La question a été tellement prise au sérieux que la présidence de la République a fait interrompre le processus d’indemnisation. Selon des informations de La Nouvelle Expression, les comptes de particuliers qui ont été mobilisés dans le cadre des premiers paiements auraient été bloqués, et certains chèques déjà touchés ont été récupérés, en attendant que les choses soient à nouveau tirées au clair.
Enquêtes
Nous avons appris des sources introduites que sur instruction du président de la République, deux missions d’enquêteurs, l’une de la sous direction des enquêtes économiques à la Direction de la police judiciaire (Dpj) et l’autre de la Direction générale à la recherche extérieure (Dgre), se sont succédé sur le terrain. Tous les acteurs qui ont participé au processus d’identification, et de recensement des ayants droits, ainsi que les responsables de différentes administrations chargées de l’établissement des titres fonciers du site déclaré d’utilité public (Dup), ont été entendus.

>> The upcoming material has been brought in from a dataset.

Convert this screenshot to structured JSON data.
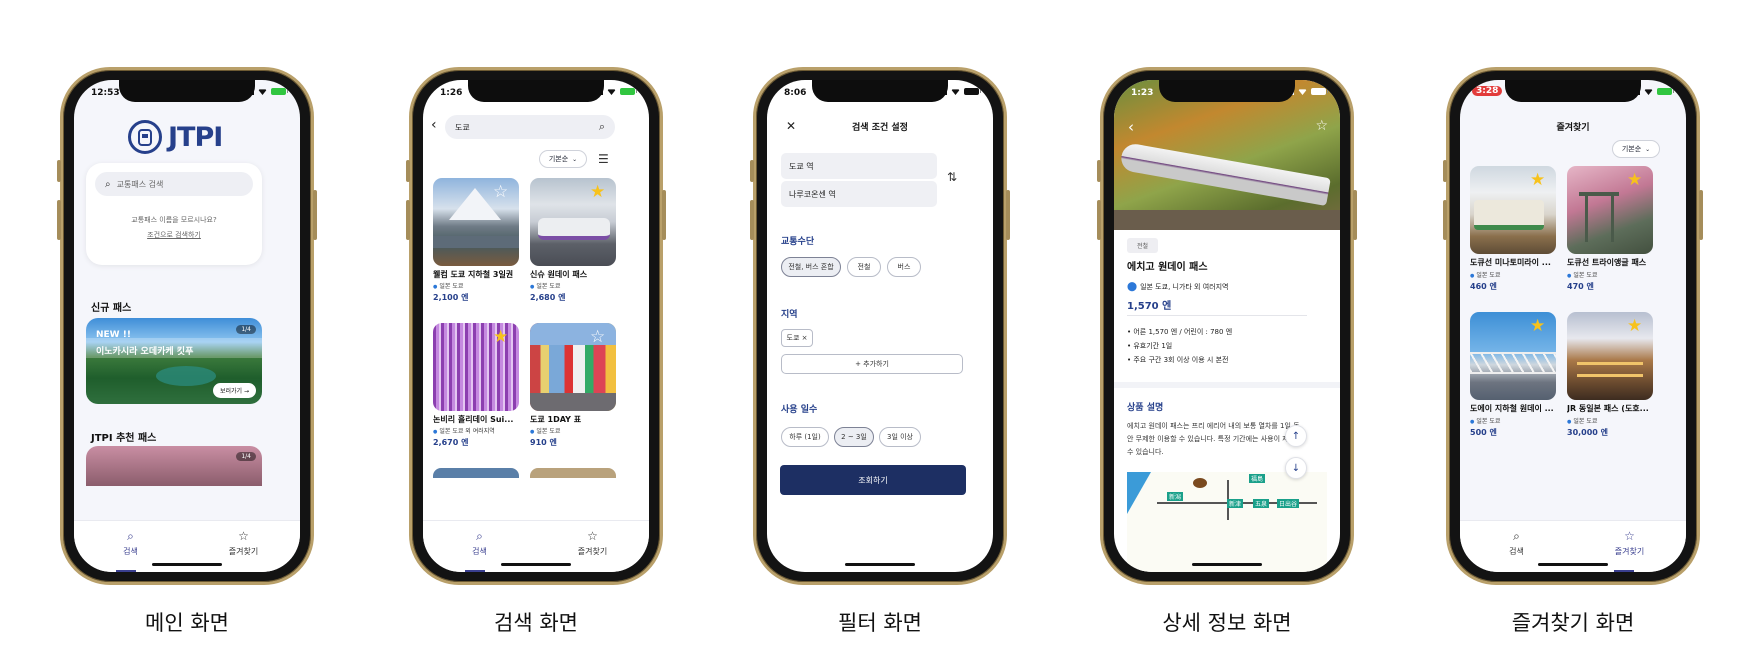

Des indiscrétions de ces missions révèlent par exemple que plusieurs autochtones figurant sur la liste des indemnisations ne connaissent même pas où est situé leur terrain, encore moins leur prétendu village. Certaines parcelles décrites comme ayant été mises en valeur, question de renchérir le coût des indemnisations, n’ont jamais reçu la visite d’un homme. Sans compter que certains prétendus occupants sont introuvables. On estime à au moins 60% les cas suspects dans le processus d’indemnisation. Les enquêteurs auraient même découvert que certaines personnes ont effectué des virements sur le compte des membres des commissions. Des transactions jugées suspectes dans un tel contexte par les enquêteurs. Des sources citent notamment un ressortissant d’un pays du moyen Orient, propriétaire de quelques cabanes en planches dans la zone et bénéficiaire d’un montant de 300 millions de Fcfa qu’il a retiré d’un seul trait de sa banque, provocant l’indignation des banquiers. Les enquêtes révèlent par ailleurs que les montants les plus costauds dans la liste des indemnisations sont sujets à caution et doivent être passés au scanner. Les différentes missions d’enquêtes dépêchées sur le terrain ont déjà remis leurs copies. En attendant éventuellement d’autres recoupements pour complément d’informations. L’option étant de reprendre une nouvelle liste toilettés, et donc un nouveau décret à proposer au premier ministre et à faire viser par les services de la présidence de la République. La liste des complices d’une telle forfaiture s’annonce bien longue. Et les sanctions retentissantes, apprend-on des sources introduites.